Equally dangerous, in that it might upset Austen purists, is a kiss he shares with leading lady Sally Hawkins, playing Anne Ellliot. The two eventually lock lips after a will-they-won't-they lingering build-up.

"In the book, they're not supposed to kiss obviously because you just didn't kiss in public then, especially if you're not married. What we thought we'd do is take as long as possible over a kiss," he says.

He decided against watching previous adaptations of Persuasion, although he will watch them now. He read the script first, accepted the job and then read the book. "I prefer the script," he says, with a laugh.

"I do like a lot of those things, Hardy and Dickens, but I've found with Austen that it's about women wanting to find a husband and, as a man, it wasn't something that interested me.

"When I saw the modern love story of these two characters, everyone's been in a situation where there's somebody they love and think they don't love them. I had it at drama school, someone you fancy but they don't fancy you.

"That's something everyone can relate to and that's basically what this is about. Two people who love each other but think the other one doesn't and they're forced to be together a lot. It's how they deal with that."

He loved Wentworth's costumes, notably the specially-made boots. "I'm very fussy about my boots because I've got quite big feet and it's difficult to get boots that fit," he explains.

Having all the women swoon over him as the leading romantic character wasn't unpleasant. "That's fantastic, why I took the job really," says Penry-Jones. "If you read the script, there's 30 pages of people saying how great Wentworth is, how good-looking he is, how clever he is, how funny he is."

He's confident that Persuasion conveys the period without getting bogged down in it. "It flows, it's fast, it has no fat that needs to be trimmed," he says. "A lot of these novels when they're put on screen can end up with a lot of stuff that slows the momentum down. What's good about Persuasion is that the two characters are already in love before the story starts, so it hits the ground running instead of them having to meet and go through all the formalities of the period.

"In terms of the language, I tried to keep it as modern as possible. I'm quite posh anyway, so it wasn't too difficult. I'm probably not speaking in the way they spoke in those days, I like to bring it to life and give the language a modern feel."

If the romance came easy, the dancing didn't. "You feel a bit of a plonker. It's very hard to look sexy and skip about at the same time," he says.

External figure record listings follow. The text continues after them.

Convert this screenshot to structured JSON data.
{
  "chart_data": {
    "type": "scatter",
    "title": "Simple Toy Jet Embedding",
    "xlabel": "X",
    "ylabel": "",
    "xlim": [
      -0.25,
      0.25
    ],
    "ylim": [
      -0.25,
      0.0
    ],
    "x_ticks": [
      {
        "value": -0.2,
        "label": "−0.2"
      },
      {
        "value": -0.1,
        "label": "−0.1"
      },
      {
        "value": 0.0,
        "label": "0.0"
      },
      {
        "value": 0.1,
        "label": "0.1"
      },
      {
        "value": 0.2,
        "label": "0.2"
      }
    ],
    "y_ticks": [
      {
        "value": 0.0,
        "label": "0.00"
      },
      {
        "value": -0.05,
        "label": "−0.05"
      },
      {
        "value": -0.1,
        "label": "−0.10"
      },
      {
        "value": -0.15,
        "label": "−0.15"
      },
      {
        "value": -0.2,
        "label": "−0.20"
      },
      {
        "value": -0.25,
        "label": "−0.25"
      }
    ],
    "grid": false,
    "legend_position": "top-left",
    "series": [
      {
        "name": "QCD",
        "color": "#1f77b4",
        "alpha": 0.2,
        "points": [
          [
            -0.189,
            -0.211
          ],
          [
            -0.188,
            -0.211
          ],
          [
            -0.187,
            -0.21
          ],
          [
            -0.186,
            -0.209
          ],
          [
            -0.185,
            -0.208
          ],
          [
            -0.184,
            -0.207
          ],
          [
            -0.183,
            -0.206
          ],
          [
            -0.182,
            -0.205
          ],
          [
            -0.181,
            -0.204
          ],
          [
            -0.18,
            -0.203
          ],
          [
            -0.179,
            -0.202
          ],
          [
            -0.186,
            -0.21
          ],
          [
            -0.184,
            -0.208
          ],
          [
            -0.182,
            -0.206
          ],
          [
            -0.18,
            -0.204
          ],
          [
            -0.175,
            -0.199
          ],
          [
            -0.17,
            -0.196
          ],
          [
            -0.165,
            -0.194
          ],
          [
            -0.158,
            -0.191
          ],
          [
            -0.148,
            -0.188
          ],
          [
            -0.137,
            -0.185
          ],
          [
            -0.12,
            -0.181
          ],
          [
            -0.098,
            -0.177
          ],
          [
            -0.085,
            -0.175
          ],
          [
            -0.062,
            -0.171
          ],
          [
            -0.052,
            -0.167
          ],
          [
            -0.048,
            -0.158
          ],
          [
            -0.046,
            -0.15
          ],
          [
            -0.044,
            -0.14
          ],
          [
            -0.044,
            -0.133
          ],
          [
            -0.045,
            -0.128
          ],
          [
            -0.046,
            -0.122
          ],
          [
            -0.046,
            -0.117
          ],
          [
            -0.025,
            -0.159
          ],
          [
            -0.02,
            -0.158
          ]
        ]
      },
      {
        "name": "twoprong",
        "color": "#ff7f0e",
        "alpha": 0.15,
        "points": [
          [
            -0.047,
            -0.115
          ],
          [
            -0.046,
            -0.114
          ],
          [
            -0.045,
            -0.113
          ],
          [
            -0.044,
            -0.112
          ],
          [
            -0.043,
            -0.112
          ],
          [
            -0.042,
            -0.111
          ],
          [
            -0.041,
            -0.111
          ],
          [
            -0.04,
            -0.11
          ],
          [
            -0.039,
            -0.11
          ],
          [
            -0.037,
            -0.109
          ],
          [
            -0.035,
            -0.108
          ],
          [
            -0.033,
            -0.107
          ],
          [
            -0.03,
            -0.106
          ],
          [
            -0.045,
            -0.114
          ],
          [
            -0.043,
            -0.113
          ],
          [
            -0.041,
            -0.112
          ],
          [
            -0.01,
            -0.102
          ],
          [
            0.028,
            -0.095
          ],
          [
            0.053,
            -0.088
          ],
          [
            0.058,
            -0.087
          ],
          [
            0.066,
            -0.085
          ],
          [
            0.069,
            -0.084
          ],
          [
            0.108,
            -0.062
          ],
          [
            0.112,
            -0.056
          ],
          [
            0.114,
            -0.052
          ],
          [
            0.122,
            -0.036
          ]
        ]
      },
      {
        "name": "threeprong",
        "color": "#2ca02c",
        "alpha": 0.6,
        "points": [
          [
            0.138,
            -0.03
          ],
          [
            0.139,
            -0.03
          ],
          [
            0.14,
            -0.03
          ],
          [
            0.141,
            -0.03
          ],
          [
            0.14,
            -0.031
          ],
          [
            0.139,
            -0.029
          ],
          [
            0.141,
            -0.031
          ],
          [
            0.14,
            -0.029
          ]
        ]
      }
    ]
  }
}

Penry-Jones went from Jane Austen to filming Stephen Poliakoff's new BBC drama. Coupled with seven months shooting Spooks, he rates it a perfect year work-wise.

He and actress partner Dervla Kirwan have two young children, Florence, three in May, and Peter, one next month. "The children have changed my life dramatically, but they've done it without me noticing really," he says.

"I thought it would be a real shock, but actually if you're not sleeping much at night, then you don't want to stay up late. Suddenly you don't stay up beyond half past nine in the evening. I do miss going out on the town and having a laugh. I was very much a sort of Soho House boy. I still do it once or twice a year."